# Gemma3 on CoreAI

The CoreAI container is started using the `start_CoreAI.sh` script which uses `podman`, set up a mounted volume called `/iti` where the script exists and will write files with the same user ID and group ID as the calling user.


To enhance the functionality of the CoreAI  environment, we need to install some libraries not pre-installed but required for this notebook. 

## Create and Activate the Virtual Environment:
Open your terminal or command prompt within the Jupyter notebook.
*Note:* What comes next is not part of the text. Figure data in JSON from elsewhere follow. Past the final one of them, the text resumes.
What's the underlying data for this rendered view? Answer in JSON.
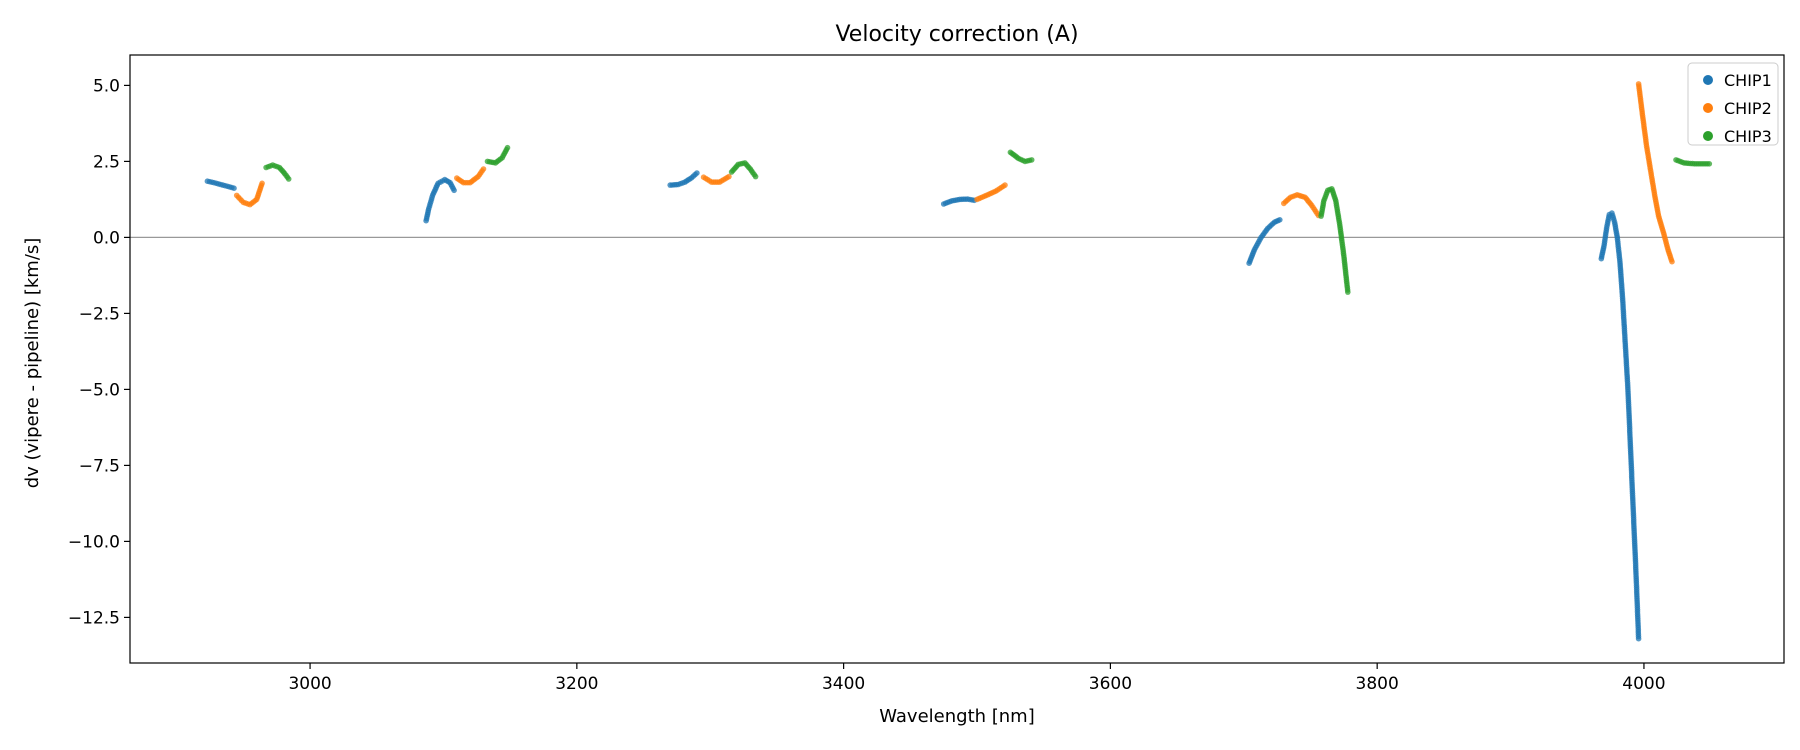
{
  "chart_data": {
    "type": "scatter",
    "title": "Velocity correction (A)",
    "xlabel": "Wavelength [nm]",
    "ylabel": "dv (vipere - pipeline) [km/s]",
    "xlim": [
      2865,
      4105
    ],
    "ylim": [
      -14,
      6
    ],
    "xticks": [
      3000,
      3200,
      3400,
      3600,
      3800,
      4000
    ],
    "xtick_labels": [
      "3000",
      "3200",
      "3400",
      "3600",
      "3800",
      "4000"
    ],
    "yticks": [
      5,
      2.5,
      0,
      -2.5,
      -5,
      -7.5,
      -10,
      -12.5
    ],
    "ytick_labels": [
      "5.0",
      "2.5",
      "0.0",
      "−2.5",
      "−5.0",
      "−7.5",
      "−10.0",
      "−12.5"
    ],
    "reference_line": 0,
    "grid": false,
    "legend_position": "top-right",
    "series": [
      {
        "name": "CHIP1",
        "color": "#1f77b4",
        "segments": [
          [
            [
              2923,
              1.85
            ],
            [
              2928,
              1.8
            ],
            [
              2933,
              1.74
            ],
            [
              2938,
              1.68
            ],
            [
              2943,
              1.62
            ]
          ],
          [
            [
              3087,
              0.55
            ],
            [
              3089,
              0.95
            ],
            [
              3092,
              1.4
            ],
            [
              3096,
              1.78
            ],
            [
              3101,
              1.9
            ],
            [
              3105,
              1.8
            ],
            [
              3108,
              1.55
            ]
          ],
          [
            [
              3270,
              1.72
            ],
            [
              3276,
              1.74
            ],
            [
              3281,
              1.82
            ],
            [
              3286,
              1.96
            ],
            [
              3290,
              2.12
            ]
          ],
          [
            [
              3475,
              1.1
            ],
            [
              3481,
              1.2
            ],
            [
              3487,
              1.25
            ],
            [
              3493,
              1.26
            ],
            [
              3498,
              1.22
            ]
          ],
          [
            [
              3704,
              -0.85
            ],
            [
              3708,
              -0.4
            ],
            [
              3713,
              0.0
            ],
            [
              3718,
              0.3
            ],
            [
              3723,
              0.5
            ],
            [
              3727,
              0.58
            ]
          ],
          [
            [
              3968,
              -0.7
            ],
            [
              3970,
              -0.3
            ],
            [
              3972,
              0.3
            ],
            [
              3974,
              0.75
            ],
            [
              3976,
              0.8
            ],
            [
              3978,
              0.5
            ],
            [
              3980,
              0.0
            ],
            [
              3982,
              -0.8
            ],
            [
              3984,
              -2.0
            ],
            [
              3986,
              -3.5
            ],
            [
              3988,
              -5.0
            ],
            [
              3990,
              -7.0
            ],
            [
              3992,
              -9.0
            ],
            [
              3994,
              -11.0
            ],
            [
              3996,
              -13.2
            ]
          ]
        ]
      },
      {
        "name": "CHIP2",
        "color": "#ff7f0e",
        "segments": [
          [
            [
              2945,
              1.38
            ],
            [
              2950,
              1.15
            ],
            [
              2955,
              1.08
            ],
            [
              2960,
              1.25
            ],
            [
              2964,
              1.78
            ]
          ],
          [
            [
              3110,
              1.95
            ],
            [
              3115,
              1.8
            ],
            [
              3120,
              1.8
            ],
            [
              3126,
              2.0
            ],
            [
              3130,
              2.25
            ]
          ],
          [
            [
              3295,
              1.98
            ],
            [
              3301,
              1.82
            ],
            [
              3307,
              1.82
            ],
            [
              3314,
              2.0
            ]
          ],
          [
            [
              3500,
              1.25
            ],
            [
              3507,
              1.38
            ],
            [
              3514,
              1.52
            ],
            [
              3521,
              1.72
            ]
          ],
          [
            [
              3730,
              1.12
            ],
            [
              3735,
              1.32
            ],
            [
              3740,
              1.4
            ],
            [
              3746,
              1.32
            ],
            [
              3751,
              1.05
            ],
            [
              3756,
              0.72
            ]
          ],
          [
            [
              3996,
              5.05
            ],
            [
              3999,
              4.0
            ],
            [
              4002,
              3.0
            ],
            [
              4005,
              2.2
            ],
            [
              4008,
              1.4
            ],
            [
              4011,
              0.7
            ],
            [
              4015,
              0.1
            ],
            [
              4018,
              -0.4
            ],
            [
              4021,
              -0.8
            ]
          ]
        ]
      },
      {
        "name": "CHIP3",
        "color": "#2ca02c",
        "segments": [
          [
            [
              2967,
              2.3
            ],
            [
              2972,
              2.38
            ],
            [
              2977,
              2.3
            ],
            [
              2981,
              2.1
            ],
            [
              2984,
              1.92
            ]
          ],
          [
            [
              3133,
              2.5
            ],
            [
              3139,
              2.45
            ],
            [
              3144,
              2.62
            ],
            [
              3148,
              2.95
            ]
          ],
          [
            [
              3316,
              2.15
            ],
            [
              3321,
              2.4
            ],
            [
              3326,
              2.45
            ],
            [
              3330,
              2.25
            ],
            [
              3334,
              2.0
            ]
          ],
          [
            [
              3525,
              2.8
            ],
            [
              3531,
              2.6
            ],
            [
              3536,
              2.5
            ],
            [
              3541,
              2.55
            ]
          ],
          [
            [
              3758,
              0.7
            ],
            [
              3760,
              1.2
            ],
            [
              3763,
              1.55
            ],
            [
              3766,
              1.6
            ],
            [
              3769,
              1.2
            ],
            [
              3772,
              0.4
            ],
            [
              3775,
              -0.6
            ],
            [
              3778,
              -1.8
            ]
          ],
          [
            [
              4024,
              2.55
            ],
            [
              4030,
              2.45
            ],
            [
              4038,
              2.42
            ],
            [
              4049,
              2.42
            ]
          ]
        ]
      }
    ]
  }
}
Navigate via `File -> New -> Terminal`.
Type `bash` to access a shell compatible with the following commands.
Navigate to the project directory where you want to set up the environment:

```bash
python3 -m venv --system-site-packages myvenv
source myvenv/bin/activate
pip3 install ipykernel
python -m ipykernel install --user --name=myvenv --display-name="Python (myvenv)"
```

Those commands can also be executed using the `./create_myvenv.sh` script located in the same folder where this notebook is.

## Install Required Libraries:

Before running the following commands, load the `Python (myvenv)` kernel.

Ensure you are in the directory where the Jupyter Notebook and the `myvenv` directory are located. 

In [None]:
!. ./myvenv/bin/activate; pip install -r requirements.txt

Add `accelerate` to the PATH

In [None]:
import os
pwd = os.getcwd()
os.environ['PATH'] =  os.path.join(pwd, 'myvenv/bin') + os.pathsep + os.environ['PATH']

! echo $PATH
! which accelerate

**Make sure `HF_HOME` is set BEFORE `transformers` is loaded**

In [None]:
import os
os.makedirs('HF_HOME', exist_ok=True)
os.environ['HF_HOME'] = 'HF_HOME'

In [None]:
if 'HF_TOKEN' not in os.environ:
    printf("No HF_TOKEN set, will not be able to download the model")
    exit(1)

hf_token=os.environ['HF_TOKEN']

# LLM: Large Language Model queries

## LLM: Obtain model

In [None]:
from transformers import pipeline
import torch

pipe = pipeline(
    "text-generation",
    model="google/gemma-3-4b-it",
    device="cuda",
    torch_dtype=torch.bfloat16,
    token=hf_token
)


## LLM: Question Answering

In [None]:
def takeInput():
    cond = False
    #take input
    while(cond == False):
        sen = input('Enter the string\n')
        temp = sen.split()
        if len(temp) < 3:
            print("Please enter atleast 3 words !")
        else:
            cond = True
    return sen

In [None]:
question = takeInput()

messages = [
    {
        "role": "system",
        "content": [{"type": "text", "text": "you are a helpful assistant"}]
    },
    {
        "role": "user",
        "content": [{"type": "text", "text": f"{question}"}]
    },
]
user_message = messages[1]["content"][0]["text"]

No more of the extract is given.